Sometimes, when I'm sad, I wish I was an evil leader so I could have my minions rub meat on the balls of my opponents and then unleash Michael Vick's former dogs on them, just to wash away my pain. The official Evil Leaders League site is here, where you can vote in the latest poll.
Khamenei vs Bongo
Ayatollah Ali Khamenei is, believe or not, the Ayatollah of Iran. He will essentially decide the next president of Iran, incumbent Mahmoud Ahmadinejad or former incumbent Mohammad Khatami. That means that Khamenei has the power of 7 American men and 2 American women (in black robes). Ahmadinejad declared that Iran is now officially a super power. Yeah, and I have a 14-inch penis. Omar Bongo, the president of Gabon since 1968, has kept relative stability in his land by either paying off or jailing political opponents. Hey Bongo, for the right price, we can make sweet music together and I'll take you out of this league. What's the price? A bj from your dying wife.

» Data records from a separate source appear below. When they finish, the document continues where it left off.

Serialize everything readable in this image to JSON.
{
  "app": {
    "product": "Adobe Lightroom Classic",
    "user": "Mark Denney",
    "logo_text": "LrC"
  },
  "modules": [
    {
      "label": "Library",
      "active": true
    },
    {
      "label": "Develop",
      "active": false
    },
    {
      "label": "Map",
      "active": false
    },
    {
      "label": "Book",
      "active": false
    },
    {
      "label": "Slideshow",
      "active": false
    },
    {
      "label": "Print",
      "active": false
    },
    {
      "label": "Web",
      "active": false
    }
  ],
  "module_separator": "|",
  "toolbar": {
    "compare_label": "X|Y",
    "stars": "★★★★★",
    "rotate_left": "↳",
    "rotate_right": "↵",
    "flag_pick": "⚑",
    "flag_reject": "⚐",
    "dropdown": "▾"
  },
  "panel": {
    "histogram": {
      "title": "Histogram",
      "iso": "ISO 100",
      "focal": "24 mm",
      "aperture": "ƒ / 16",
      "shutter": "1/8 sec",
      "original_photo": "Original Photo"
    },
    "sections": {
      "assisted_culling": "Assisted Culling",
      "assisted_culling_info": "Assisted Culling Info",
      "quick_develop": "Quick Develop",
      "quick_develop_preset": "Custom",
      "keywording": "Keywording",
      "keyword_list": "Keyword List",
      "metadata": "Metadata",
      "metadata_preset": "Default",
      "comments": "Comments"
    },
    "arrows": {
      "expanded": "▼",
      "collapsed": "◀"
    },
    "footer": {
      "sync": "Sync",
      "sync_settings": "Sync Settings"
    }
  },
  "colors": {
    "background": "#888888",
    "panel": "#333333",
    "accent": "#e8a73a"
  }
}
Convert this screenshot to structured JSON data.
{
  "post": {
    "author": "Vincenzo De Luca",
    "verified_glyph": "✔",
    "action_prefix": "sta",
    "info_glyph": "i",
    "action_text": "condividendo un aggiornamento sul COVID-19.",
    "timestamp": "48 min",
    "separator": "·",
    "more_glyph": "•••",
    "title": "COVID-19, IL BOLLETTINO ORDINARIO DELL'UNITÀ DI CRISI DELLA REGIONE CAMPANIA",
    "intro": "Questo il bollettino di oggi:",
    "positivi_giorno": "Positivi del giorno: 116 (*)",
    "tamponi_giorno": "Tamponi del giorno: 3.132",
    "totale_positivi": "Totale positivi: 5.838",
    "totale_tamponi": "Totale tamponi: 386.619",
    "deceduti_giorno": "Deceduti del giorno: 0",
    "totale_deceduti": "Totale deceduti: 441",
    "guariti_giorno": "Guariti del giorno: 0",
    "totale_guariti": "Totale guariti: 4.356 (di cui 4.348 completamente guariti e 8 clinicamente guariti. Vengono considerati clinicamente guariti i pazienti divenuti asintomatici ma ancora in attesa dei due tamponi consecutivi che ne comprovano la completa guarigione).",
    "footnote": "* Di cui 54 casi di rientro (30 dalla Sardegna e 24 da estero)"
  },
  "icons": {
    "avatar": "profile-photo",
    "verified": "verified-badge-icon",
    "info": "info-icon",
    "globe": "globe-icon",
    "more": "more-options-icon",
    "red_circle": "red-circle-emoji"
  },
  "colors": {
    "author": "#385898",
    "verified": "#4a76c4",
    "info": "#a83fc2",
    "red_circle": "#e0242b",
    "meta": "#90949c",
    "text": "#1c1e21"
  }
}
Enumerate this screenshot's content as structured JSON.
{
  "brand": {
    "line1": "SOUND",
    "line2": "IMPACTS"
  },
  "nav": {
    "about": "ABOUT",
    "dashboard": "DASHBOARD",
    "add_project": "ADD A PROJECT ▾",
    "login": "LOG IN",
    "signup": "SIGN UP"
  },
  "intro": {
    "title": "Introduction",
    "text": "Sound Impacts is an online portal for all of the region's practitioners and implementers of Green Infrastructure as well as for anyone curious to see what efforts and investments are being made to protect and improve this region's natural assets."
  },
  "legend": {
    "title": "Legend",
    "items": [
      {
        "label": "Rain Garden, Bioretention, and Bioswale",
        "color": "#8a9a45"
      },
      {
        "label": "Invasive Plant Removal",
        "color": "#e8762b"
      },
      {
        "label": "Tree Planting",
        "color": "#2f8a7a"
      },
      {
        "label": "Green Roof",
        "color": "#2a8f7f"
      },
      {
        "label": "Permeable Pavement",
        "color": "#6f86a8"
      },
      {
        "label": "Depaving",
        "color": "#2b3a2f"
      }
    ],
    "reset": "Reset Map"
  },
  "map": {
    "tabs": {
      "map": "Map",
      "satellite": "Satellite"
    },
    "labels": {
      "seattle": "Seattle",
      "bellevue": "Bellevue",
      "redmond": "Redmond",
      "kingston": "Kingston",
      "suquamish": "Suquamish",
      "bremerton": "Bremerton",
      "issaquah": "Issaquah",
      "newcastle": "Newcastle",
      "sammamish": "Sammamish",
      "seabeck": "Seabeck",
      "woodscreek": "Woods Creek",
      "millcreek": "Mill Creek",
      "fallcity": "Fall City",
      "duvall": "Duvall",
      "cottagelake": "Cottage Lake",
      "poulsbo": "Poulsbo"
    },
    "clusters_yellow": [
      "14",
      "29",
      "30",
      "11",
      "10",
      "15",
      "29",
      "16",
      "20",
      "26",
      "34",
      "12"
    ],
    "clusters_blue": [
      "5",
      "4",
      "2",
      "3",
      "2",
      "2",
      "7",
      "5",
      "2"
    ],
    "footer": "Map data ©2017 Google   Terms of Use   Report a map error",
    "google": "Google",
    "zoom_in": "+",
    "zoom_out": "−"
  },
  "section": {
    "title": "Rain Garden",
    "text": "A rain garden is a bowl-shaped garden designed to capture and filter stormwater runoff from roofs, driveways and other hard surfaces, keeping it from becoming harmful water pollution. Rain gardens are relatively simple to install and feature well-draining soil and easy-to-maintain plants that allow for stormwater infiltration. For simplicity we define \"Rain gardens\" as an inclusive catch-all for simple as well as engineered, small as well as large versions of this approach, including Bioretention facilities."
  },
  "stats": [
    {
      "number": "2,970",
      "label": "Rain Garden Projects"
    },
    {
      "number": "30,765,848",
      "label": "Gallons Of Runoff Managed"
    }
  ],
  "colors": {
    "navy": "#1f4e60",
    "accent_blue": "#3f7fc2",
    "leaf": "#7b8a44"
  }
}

To view the winners of each contest, go to the official ELL site.
al-Bashir vs Kim
Omar al-Bashir is still the president of Sudan. He's garnered the support of Hosni Mubarak of Egypt. It's all part of al-Bashir's attempt to create an exclusive club of evil, aptly called: the Exclusive Club of Evil. To join, you have to be the evil leader of a country and have rancid foot odor. Kim Jong-Il runs North Korea. Even in death, he will terrify the U.S. as concerns about his successor rage on. Haunting people from beyond the grave is very evil, as Gene Siskel has taught me. In the meantime, Kim is still preparing to launch a missile in an attempt to scare the world into providing him with aid and legitimacy a little longer. Wouldn't it be great if real life was like that? You threaten to kill people and you get stuff, like Slurpees and Snickers bars.
Shwe vs Chavez
Than Shwe, who runs military juntas in Myanmar and Burma, is like a women taking you for a ride. Right when you think he's finally going to be awesomely evil, he does something that leaves you scratching your head, like releasing political prisoners. One of the released prisoners was a monk named U Thumana, who was asked by a reporter, "What was it like in a Burmese prison?" U answered, "You can't imagine." The reporter rebutted, "Wait, me or you?" U answered, "You." Which went on until I realized that joke doesn't work in print. Venezuela's President, Hugo Chavez, made a surprise visit to Cuba to visit the Castro brothers. He wanted to see what he'd look like in 40 years. Chavez has also begun to dabble in killing critics and growing a beard, but apparently only has enough manhood for one of them.
Nazarbayev vs al-Assad
Nursultan Nazarbayev, who is perpetually constipated, is the president of Kazakhstan. There was a recent political protest in his country, which is as rare as a Nazarbayev shit. Nazarbayev should eat a jumbo chicken dog with free 7-11 chili poured over it. But he doesn't allow free speech, so he'll never receive that advice. Syrian President Bashar al-Assad is expected to meet with U.S. lawmakers and has been urged to enter negotiations with Israel. That all sounds like Syria is coming in from the cold, but just remember al-Assad's personal motto, "Keep your friends close and the Zionist American pigs closer. And continue to fund anti-American and anti-Israeli organizations." That's better than his other personal motto, "Who wants syphilis!"